Oli’s romance with China started in 2016 when he visited China. There he signed three dozen pacts including the Transit and Transport pact. China also gave a 3 billion yuan loan to Oli for reconstruction work. While Nepal’s total exports to China are 181 million dollars, its import from China is growing by 39 per cent annually. China is the second largest source of foreign tourists to Nepal. Nepal holds an observer status in Shanghai Cooperation Organisation.
What is somewhat a worrying factor is the fact that India and Nepal had appointed an Eminent Persons Group (EPG), consisting of four members each, to go into the gamut of all aspects of the 1950 Treaty between India and Nepal. It is now clear that Nepalis are going to recommend complete overhaul of this treaty. That is OK but what is bothersome is that Nepali members are insisting that there should be complete regulation of border between the two countries, as also documentation of entry and exit of each person.
India should make it clear to Nepal that it is not going to become a competitor along with China.
It is time for India to understand and make up its mind on KP Oli’s game plan. Oli wants to play a game and make both India and China competitors in wooing Nepal. India should make it clear to Nepal that it is not going to become a competitor along with China.

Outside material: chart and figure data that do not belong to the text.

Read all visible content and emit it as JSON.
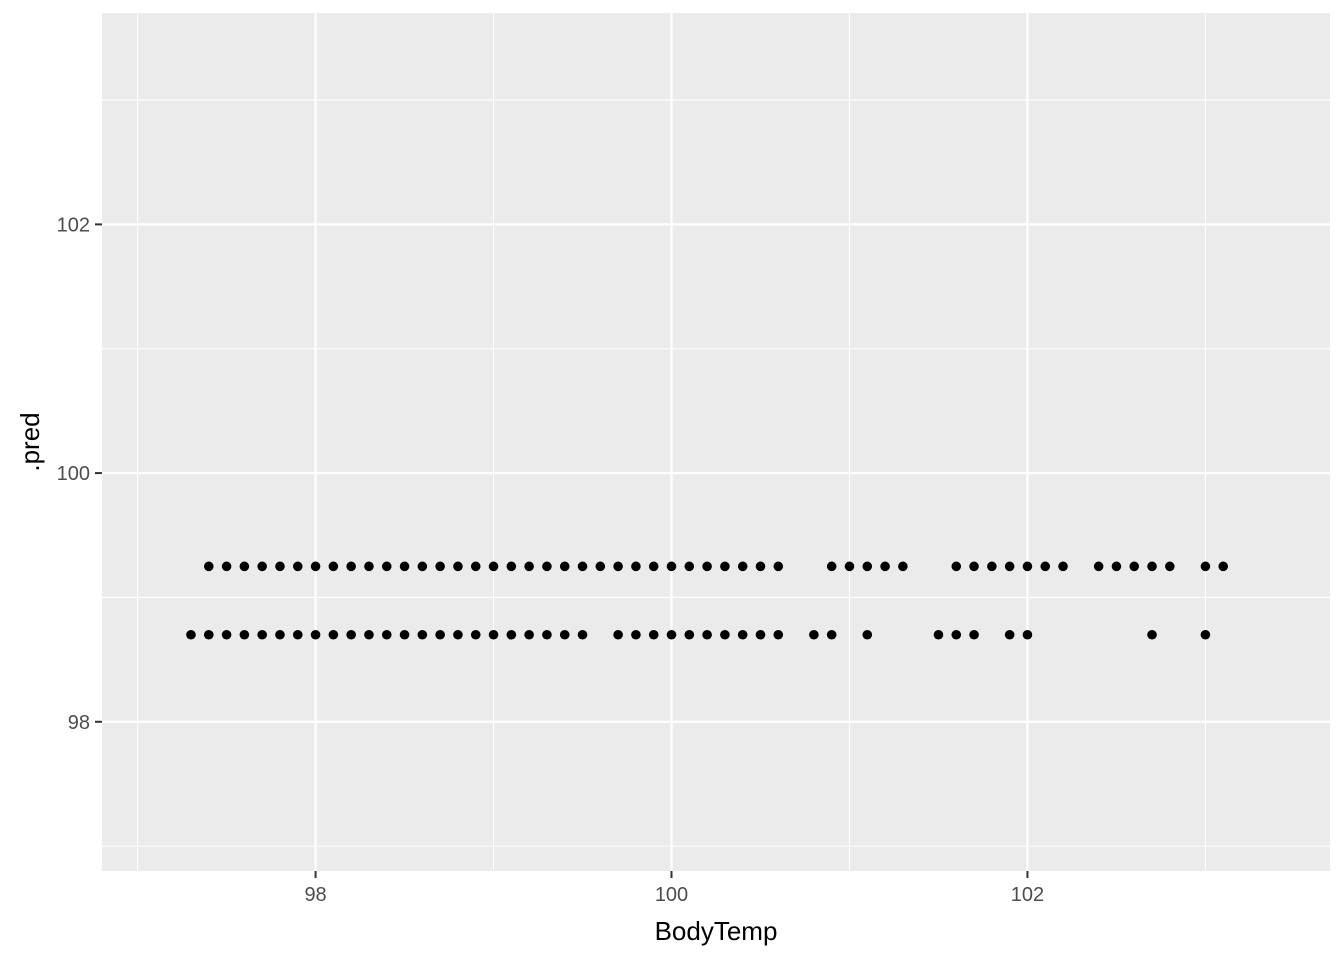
{
  "chart_data": {
    "type": "scatter",
    "title": "",
    "xlabel": "BodyTemp",
    "ylabel": ".pred",
    "xlim": [
      96.8,
      103.7
    ],
    "ylim": [
      96.8,
      103.7
    ],
    "xticks": [
      98,
      100,
      102
    ],
    "yticks": [
      98,
      100,
      102
    ],
    "xtick_labels": [
      "98",
      "100",
      "102"
    ],
    "ytick_labels": [
      "98",
      "100",
      "102"
    ],
    "x_minor_grid": [
      97,
      99,
      101,
      103
    ],
    "y_minor_grid": [
      97,
      99,
      101,
      103
    ],
    "grid": true,
    "panel_background": "#ebebeb",
    "grid_color": "#ffffff",
    "point_color": "#000000",
    "series": [
      {
        "y": 99.25,
        "x": [
          97.4,
          97.5,
          97.6,
          97.7,
          97.8,
          97.9,
          98.0,
          98.1,
          98.2,
          98.3,
          98.4,
          98.5,
          98.6,
          98.7,
          98.8,
          98.9,
          99.0,
          99.1,
          99.2,
          99.3,
          99.4,
          99.5,
          99.6,
          99.7,
          99.8,
          99.9,
          100.0,
          100.1,
          100.2,
          100.3,
          100.4,
          100.5,
          100.6,
          100.9,
          101.0,
          101.1,
          101.2,
          101.3,
          101.6,
          101.7,
          101.8,
          101.9,
          102.0,
          102.1,
          102.2,
          102.4,
          102.5,
          102.6,
          102.7,
          102.8,
          103.0,
          103.1
        ]
      },
      {
        "y": 98.7,
        "x": [
          97.3,
          97.4,
          97.5,
          97.6,
          97.7,
          97.8,
          97.9,
          98.0,
          98.1,
          98.2,
          98.3,
          98.4,
          98.5,
          98.6,
          98.7,
          98.8,
          98.9,
          99.0,
          99.1,
          99.2,
          99.3,
          99.4,
          99.5,
          99.7,
          99.8,
          99.9,
          100.0,
          100.1,
          100.2,
          100.3,
          100.4,
          100.5,
          100.6,
          100.8,
          100.9,
          101.1,
          101.5,
          101.6,
          101.7,
          101.9,
          102.0,
          102.7,
          103.0
        ]
      }
    ]
  }
}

If Nepal wants to sit on China’s lap, it is most welcome to do so. If Nepal thinks that Pakistan will come rushing to its help, so be it! India could not care less. If Nepal wants to regulate the borders then so be it! But then, no Nepali will be allowed to work in India without a work permit. India should also disband all Nepali Gorkha regiments of the Indian Army. We have sufficient Gorkhas of Indian origin in our country. Finally, India should also make it clear to Nepal that Madhesis are of Indian origin, so India will not compromise their interests come what may! India should also stop granting loans to Nepal on subsidised rates. Every deal should be on a country to country basis.